Der Grosse Stadtrat hat an seiner heutigen Sitzung das Postulat für dringlich erklärt und behandelt. Am Donnerstag flatterte bereits die Stellungnahme des Luzerner Stadtrates in den Posteingang.

Deswegen braucht die Stadt die Räume

Die Stadt will bekanntlich in den Räumen einen Teil des Strasseninspektorats einquartieren. Im Vereinslokal soll unter anderem die Einstellhalle für Fahrzeuge entstehen. Der Stadtrat erklärt in seiner dreiseitigen Stellungnahme, warum die Räume am Schäferweg 6 dafür geeignet seien.

Zwei der Standorte des Strasseninspektorats im Stadtteil Süd würden nicht mehr den heutigen Anforderungen genügen. Am Betriebsstandort Eichwald befindet sich eines der drei Fahrzeugdepots. Dieses wurde 2014 als Provisorium erstellt und ist mit 14 Fahrzeugen voll belegt. Ein Ausbau sei gemäss Stadtrat nicht möglich. Zudem gebe es keinen frostsicheren Ort, wo man die Elektrofahrzeuge aufladen kann – und der sei nötig, weil die Stadt zunehmend auf diese umsteigen will.

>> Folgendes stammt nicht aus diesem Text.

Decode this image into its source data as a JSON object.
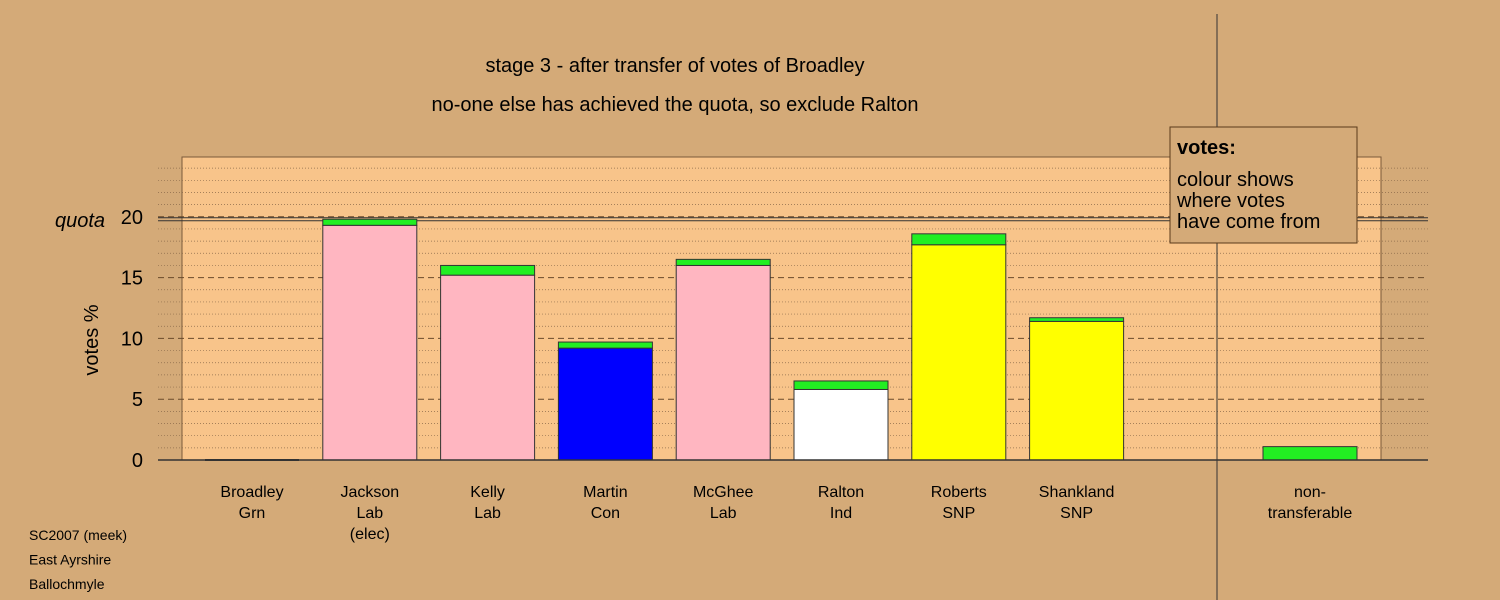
{
  "chart_data": {
    "type": "bar",
    "title_lines": [
      "stage 3 - after transfer of votes of Broadley",
      "no-one else has achieved the quota, so exclude Ralton"
    ],
    "ylabel": "votes %",
    "quota_label": "quota",
    "quota": 19.8,
    "ylim": [
      0,
      25
    ],
    "yticks": [
      0,
      5,
      10,
      15,
      20
    ],
    "grid": true,
    "candidates": [
      {
        "lines": [
          "Broadley",
          "Grn"
        ],
        "base": 0,
        "transfer": 0,
        "base_color": "#ffb6c1"
      },
      {
        "lines": [
          "Jackson",
          "Lab",
          "(elec)"
        ],
        "base": 19.3,
        "transfer": 0.5,
        "base_color": "#ffb6c1"
      },
      {
        "lines": [
          "Kelly",
          "Lab"
        ],
        "base": 15.2,
        "transfer": 0.8,
        "base_color": "#ffb6c1"
      },
      {
        "lines": [
          "Martin",
          "Con"
        ],
        "base": 9.2,
        "transfer": 0.5,
        "base_color": "#0000ff"
      },
      {
        "lines": [
          "McGhee",
          "Lab"
        ],
        "base": 16.0,
        "transfer": 0.5,
        "base_color": "#ffb6c1"
      },
      {
        "lines": [
          "Ralton",
          "Ind"
        ],
        "base": 5.8,
        "transfer": 0.7,
        "base_color": "#ffffff"
      },
      {
        "lines": [
          "Roberts",
          "SNP"
        ],
        "base": 17.7,
        "transfer": 0.9,
        "base_color": "#ffff00"
      },
      {
        "lines": [
          "Shankland",
          "SNP"
        ],
        "base": 11.4,
        "transfer": 0.3,
        "base_color": "#ffff00"
      }
    ],
    "non_transferable": {
      "lines": [
        "non-",
        "transferable"
      ],
      "value": 1.1
    },
    "transfer_color": "#22ee22",
    "legend": {
      "title": "votes:",
      "lines": [
        "colour shows",
        "where votes",
        "have come from"
      ],
      "position": "top-right"
    }
  },
  "credits": [
    "SC2007 (meek)",
    "East Ayrshire",
    "Ballochmyle"
  ],
  "colors": {
    "background": "#d4aa78",
    "plot_background": "#f8c48a",
    "legend_background": "#d4aa78"
  }
}
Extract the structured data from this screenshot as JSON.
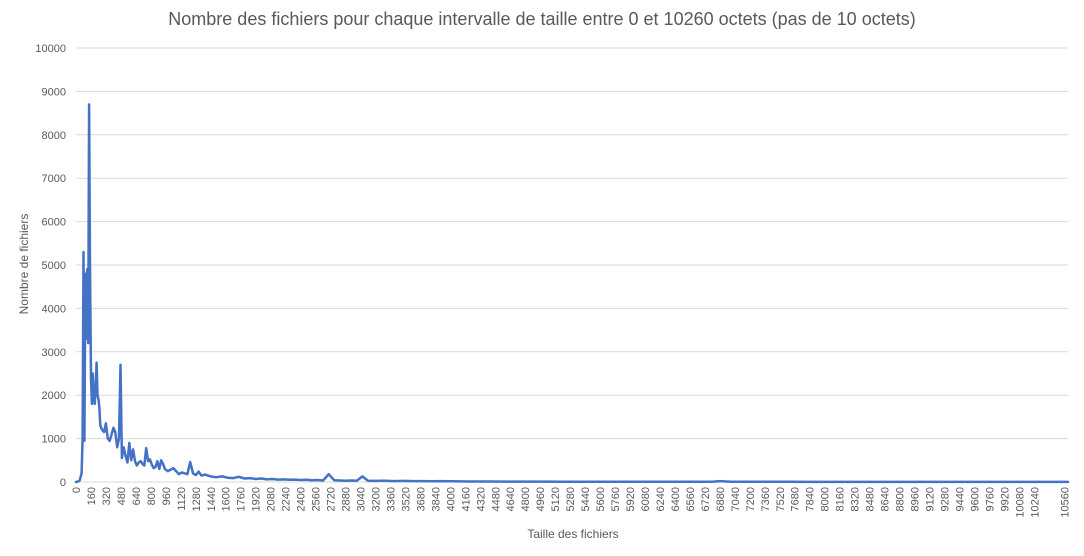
{
  "chart_data": {
    "type": "line",
    "title": "Nombre des fichiers pour chaque intervalle de taille entre 0 et 10260 octets (pas de 10 octets)",
    "xlabel": "Taille des fichiers",
    "ylabel": "Nombre de fichiers",
    "xlim": [
      0,
      10600
    ],
    "ylim": [
      0,
      10000
    ],
    "yticks": [
      0,
      1000,
      2000,
      3000,
      4000,
      5000,
      6000,
      7000,
      8000,
      9000,
      10000
    ],
    "xticks": [
      0,
      160,
      320,
      480,
      640,
      800,
      960,
      1120,
      1280,
      1440,
      1600,
      1760,
      1920,
      2080,
      2240,
      2400,
      2560,
      2720,
      2880,
      3040,
      3200,
      3360,
      3520,
      3680,
      3840,
      4000,
      4160,
      4320,
      4480,
      4640,
      4800,
      4960,
      5120,
      5280,
      5440,
      5600,
      5760,
      5920,
      6080,
      6240,
      6400,
      6560,
      6720,
      6880,
      7040,
      7200,
      7360,
      7520,
      7680,
      7840,
      8000,
      8160,
      8320,
      8480,
      8640,
      8800,
      8960,
      9120,
      9280,
      9440,
      9600,
      9760,
      9920,
      10080,
      10240,
      10560
    ],
    "grid": true,
    "series_color": "#4472c4",
    "points": [
      [
        0,
        0
      ],
      [
        20,
        10
      ],
      [
        40,
        40
      ],
      [
        60,
        200
      ],
      [
        70,
        1000
      ],
      [
        80,
        5300
      ],
      [
        90,
        950
      ],
      [
        100,
        4800
      ],
      [
        110,
        3300
      ],
      [
        120,
        4900
      ],
      [
        130,
        3200
      ],
      [
        140,
        8700
      ],
      [
        150,
        5000
      ],
      [
        160,
        2400
      ],
      [
        170,
        1800
      ],
      [
        180,
        2500
      ],
      [
        190,
        2000
      ],
      [
        200,
        1800
      ],
      [
        210,
        2150
      ],
      [
        220,
        2750
      ],
      [
        230,
        2000
      ],
      [
        240,
        1900
      ],
      [
        250,
        1700
      ],
      [
        260,
        1300
      ],
      [
        280,
        1200
      ],
      [
        300,
        1150
      ],
      [
        320,
        1350
      ],
      [
        340,
        1000
      ],
      [
        360,
        950
      ],
      [
        380,
        1100
      ],
      [
        400,
        1250
      ],
      [
        420,
        1150
      ],
      [
        440,
        800
      ],
      [
        460,
        1000
      ],
      [
        475,
        2700
      ],
      [
        490,
        550
      ],
      [
        510,
        800
      ],
      [
        530,
        600
      ],
      [
        550,
        450
      ],
      [
        570,
        900
      ],
      [
        590,
        500
      ],
      [
        610,
        750
      ],
      [
        630,
        480
      ],
      [
        650,
        380
      ],
      [
        670,
        450
      ],
      [
        690,
        480
      ],
      [
        710,
        420
      ],
      [
        730,
        380
      ],
      [
        750,
        780
      ],
      [
        770,
        480
      ],
      [
        790,
        520
      ],
      [
        810,
        400
      ],
      [
        830,
        320
      ],
      [
        850,
        350
      ],
      [
        870,
        480
      ],
      [
        890,
        300
      ],
      [
        910,
        500
      ],
      [
        930,
        420
      ],
      [
        950,
        300
      ],
      [
        980,
        250
      ],
      [
        1010,
        280
      ],
      [
        1040,
        320
      ],
      [
        1070,
        250
      ],
      [
        1100,
        180
      ],
      [
        1130,
        220
      ],
      [
        1160,
        200
      ],
      [
        1190,
        180
      ],
      [
        1220,
        460
      ],
      [
        1250,
        200
      ],
      [
        1280,
        160
      ],
      [
        1310,
        240
      ],
      [
        1340,
        150
      ],
      [
        1380,
        170
      ],
      [
        1420,
        140
      ],
      [
        1460,
        120
      ],
      [
        1500,
        110
      ],
      [
        1560,
        130
      ],
      [
        1620,
        100
      ],
      [
        1680,
        90
      ],
      [
        1740,
        120
      ],
      [
        1800,
        80
      ],
      [
        1860,
        90
      ],
      [
        1920,
        70
      ],
      [
        1980,
        80
      ],
      [
        2040,
        60
      ],
      [
        2100,
        70
      ],
      [
        2160,
        55
      ],
      [
        2220,
        60
      ],
      [
        2280,
        50
      ],
      [
        2340,
        55
      ],
      [
        2400,
        45
      ],
      [
        2460,
        50
      ],
      [
        2520,
        40
      ],
      [
        2580,
        45
      ],
      [
        2640,
        35
      ],
      [
        2700,
        180
      ],
      [
        2760,
        40
      ],
      [
        2820,
        35
      ],
      [
        2880,
        30
      ],
      [
        2940,
        35
      ],
      [
        3000,
        30
      ],
      [
        3060,
        130
      ],
      [
        3120,
        30
      ],
      [
        3200,
        25
      ],
      [
        3300,
        30
      ],
      [
        3400,
        20
      ],
      [
        3500,
        25
      ],
      [
        3600,
        20
      ],
      [
        3700,
        20
      ],
      [
        3800,
        15
      ],
      [
        3900,
        20
      ],
      [
        4000,
        15
      ],
      [
        4200,
        12
      ],
      [
        4400,
        12
      ],
      [
        4600,
        10
      ],
      [
        4800,
        10
      ],
      [
        5000,
        10
      ],
      [
        5200,
        8
      ],
      [
        5400,
        8
      ],
      [
        5600,
        8
      ],
      [
        5800,
        6
      ],
      [
        6000,
        6
      ],
      [
        6200,
        6
      ],
      [
        6400,
        5
      ],
      [
        6600,
        5
      ],
      [
        6800,
        5
      ],
      [
        6880,
        20
      ],
      [
        7000,
        5
      ],
      [
        7200,
        4
      ],
      [
        7400,
        4
      ],
      [
        7600,
        4
      ],
      [
        7800,
        3
      ],
      [
        8000,
        3
      ],
      [
        8200,
        3
      ],
      [
        8400,
        3
      ],
      [
        8600,
        3
      ],
      [
        8800,
        2
      ],
      [
        9000,
        2
      ],
      [
        9200,
        2
      ],
      [
        9400,
        2
      ],
      [
        9600,
        2
      ],
      [
        9800,
        2
      ],
      [
        10000,
        2
      ],
      [
        10200,
        2
      ],
      [
        10400,
        2
      ],
      [
        10600,
        2
      ]
    ]
  }
}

Beim Standort Bahnhofparking gebe es keine Sozialräume mit Tageslicht, die Belüftung und die Trennung von Lagerräumen seien «sehr mangelhaft». «Damit sind die arbeitsrechtlichen sowie -hygienischen Vorgaben nicht genügend erfüllt», lautet das Fazit des Stadtrates. Abklärungen hätten ergeben, dass die städtischen Liegenschaften am Schäferweg 6 für Einstellplätze sowie für die Behebung der Mängel an den anderen Standorten geeignet seien.

Stadt will schauen, ob sie Vereinslokal erhalten kann

Der Stadtrat ist bereit, das Postulat teilweise entgegenzunehmen. Er will prüfen, ob zumindest das Vereinslokal erhalten werden kann und ob Mischnutzungen denkbar sind. Deswegen möchte der Stadtrat mit allen Beteiligten eine Diskussion über die Bedeutung des Vereinslokals für das Quartier führen.

Wie der Stadtrat ausführt, möchte er konkret prüfen, inwieweit das Raumprogramm für das Strasseninspektorat bei Erhalt des Vereinslokals trotzdem umgesetzt und ob und wo allenfalls zusätzliche Räume realisiert werden können.

Mietverhältnis soll nicht verlängert werden

Eine Verlängerung des Mietverhältnisses um mindestens fünf Jahre mit dem Verein «Gruppo Boccofilo Pro Ticino» ohne diese zusätzlichen Abklärungen und einen gänzlichen Verzicht auf Nutzungen im Eigenbedarf lehnt der Stadtrat hingegen ab, wie er ausführt.

Er ist überzeugt, dass die Auflösung des Vertrags mit der «Gruppo Bocciofilo Pro Ticino Lucerna» gerechtfertigt sei. Dies, «da der Verein aufgrund der demografischen Struktur und der geringen Anzahl an aktiven Mitgliedern keine Möglichkeit sieht, diesen langfristig aufrechtzuerhalten».

Der Stadtrat räumt weiter ein, dass die Kommunikation zu den Interessengruppen wie dem Quartierverein «mangelhaft und uneinheitlich» gewesen sei.